Day 31: Christ is the Gospel

Advent is over, the long-awaited Christmas day here. This waiting, hoping, anticipating has been not for an event or celebration — but a person. For the glory of Christmas is Christ. 

And just like it’s easy to miss the baby in the manger amid the gifts, lights, and celebration, so it’s often easy to miss that the gospel is about Christ. This good news we’ve explored so much is not a ticket to heaven, an escape from hell, or a solution to life’s problems. It’s about Christ. If the end result of the gospel has not been to change our hearts from hating him to loving him, we’ve missed the point. For how could someone who hates God and only wants to avoid hell enjoy the constant presence of Christ in heaven?

The gospel is sweet because it gets us Christ. He has given us a new heart to desire him, and so he becomes the center of our desire. I love how the Psalmist describes his heart: “the nearness of God is my good” (Ps. 73:28). Or the words of Jonathan Edwards, whose life demonstrated this reality perhaps more than anyone else I’ve read:

“God himself is the great good which they are brought to the possession and enjoyment of by redemption. He is the highest good, and the sum of all that good which Christ purchased. God is the inheritance of the saints; he is the portion of their souls. God is their wealth and treasure, their food, their life, their dwelling place, their ornament and diadem, and their everlasting honor and glory.”[1]

This Christmas Sunday, let’s not allow the festivities and gifts to distract us from the ultimate gift God has given us: Christ himself.

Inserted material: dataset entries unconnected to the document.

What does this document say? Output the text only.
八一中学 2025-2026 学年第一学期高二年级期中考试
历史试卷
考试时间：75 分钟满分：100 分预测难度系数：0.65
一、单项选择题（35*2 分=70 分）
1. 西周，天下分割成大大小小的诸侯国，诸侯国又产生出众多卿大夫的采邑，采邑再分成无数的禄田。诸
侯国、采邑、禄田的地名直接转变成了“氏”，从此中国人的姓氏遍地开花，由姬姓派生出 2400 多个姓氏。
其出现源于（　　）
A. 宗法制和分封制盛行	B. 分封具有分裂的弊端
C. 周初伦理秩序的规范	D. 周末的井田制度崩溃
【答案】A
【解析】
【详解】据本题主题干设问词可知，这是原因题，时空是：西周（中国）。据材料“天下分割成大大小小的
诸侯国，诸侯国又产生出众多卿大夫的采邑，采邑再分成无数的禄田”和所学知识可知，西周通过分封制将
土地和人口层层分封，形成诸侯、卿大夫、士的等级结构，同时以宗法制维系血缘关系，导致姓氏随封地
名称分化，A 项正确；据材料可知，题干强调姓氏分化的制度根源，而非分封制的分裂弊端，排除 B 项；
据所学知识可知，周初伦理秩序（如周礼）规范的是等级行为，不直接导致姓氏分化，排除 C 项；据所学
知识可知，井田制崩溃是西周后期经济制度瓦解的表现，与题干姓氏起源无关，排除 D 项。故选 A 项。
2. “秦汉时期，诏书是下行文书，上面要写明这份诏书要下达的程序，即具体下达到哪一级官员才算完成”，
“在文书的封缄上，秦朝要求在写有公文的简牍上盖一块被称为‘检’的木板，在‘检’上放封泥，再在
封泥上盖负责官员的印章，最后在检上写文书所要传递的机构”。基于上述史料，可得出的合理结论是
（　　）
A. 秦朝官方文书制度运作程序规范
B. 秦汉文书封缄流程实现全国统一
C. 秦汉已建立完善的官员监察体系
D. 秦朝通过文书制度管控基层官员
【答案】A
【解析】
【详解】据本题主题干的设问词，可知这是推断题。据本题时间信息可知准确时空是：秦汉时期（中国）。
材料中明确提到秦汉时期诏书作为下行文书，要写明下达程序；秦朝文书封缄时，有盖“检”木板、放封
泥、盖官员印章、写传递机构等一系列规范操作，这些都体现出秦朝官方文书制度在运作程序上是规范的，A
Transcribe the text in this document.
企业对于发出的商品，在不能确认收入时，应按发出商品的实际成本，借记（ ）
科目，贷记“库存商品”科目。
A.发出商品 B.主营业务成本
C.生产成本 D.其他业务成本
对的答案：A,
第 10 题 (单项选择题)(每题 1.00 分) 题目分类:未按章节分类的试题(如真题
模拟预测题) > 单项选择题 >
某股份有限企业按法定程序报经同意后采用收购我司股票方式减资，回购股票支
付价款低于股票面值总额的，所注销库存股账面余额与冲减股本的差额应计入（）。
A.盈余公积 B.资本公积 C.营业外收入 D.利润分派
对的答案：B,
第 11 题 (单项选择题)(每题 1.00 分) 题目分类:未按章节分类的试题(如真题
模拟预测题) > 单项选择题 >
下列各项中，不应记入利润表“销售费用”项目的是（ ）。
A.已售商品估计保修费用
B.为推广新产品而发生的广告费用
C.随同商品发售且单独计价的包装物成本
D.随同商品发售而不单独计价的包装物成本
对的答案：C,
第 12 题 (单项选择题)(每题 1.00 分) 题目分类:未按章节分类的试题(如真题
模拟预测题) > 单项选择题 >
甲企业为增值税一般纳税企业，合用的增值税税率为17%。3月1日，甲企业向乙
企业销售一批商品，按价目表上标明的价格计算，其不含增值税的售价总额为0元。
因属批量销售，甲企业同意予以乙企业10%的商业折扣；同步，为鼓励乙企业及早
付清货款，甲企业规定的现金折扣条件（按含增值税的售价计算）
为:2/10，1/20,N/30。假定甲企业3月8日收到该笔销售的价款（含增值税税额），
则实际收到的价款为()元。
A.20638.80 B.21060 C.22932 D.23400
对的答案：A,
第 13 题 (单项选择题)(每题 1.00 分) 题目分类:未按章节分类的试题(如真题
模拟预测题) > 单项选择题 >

We enjoy them all the more because He has given them to us, but at the end of the day, when the trees come down, the lights are unplugged, the wrapping paper is tossed, we have reason for lasting joy so far beyond the empty expectations of this world. For in the gospel, we have Christ. He is the gospel. May our hearts, prepared to anticipate him through advent, be filled with delight in Him this Christmas day.


[1] Jonathan Edwards, “God Glorified in Man’s Dependence.” See Ian Murray, Jonathan Edwards for an uplifting biography of a life lived in delight of God.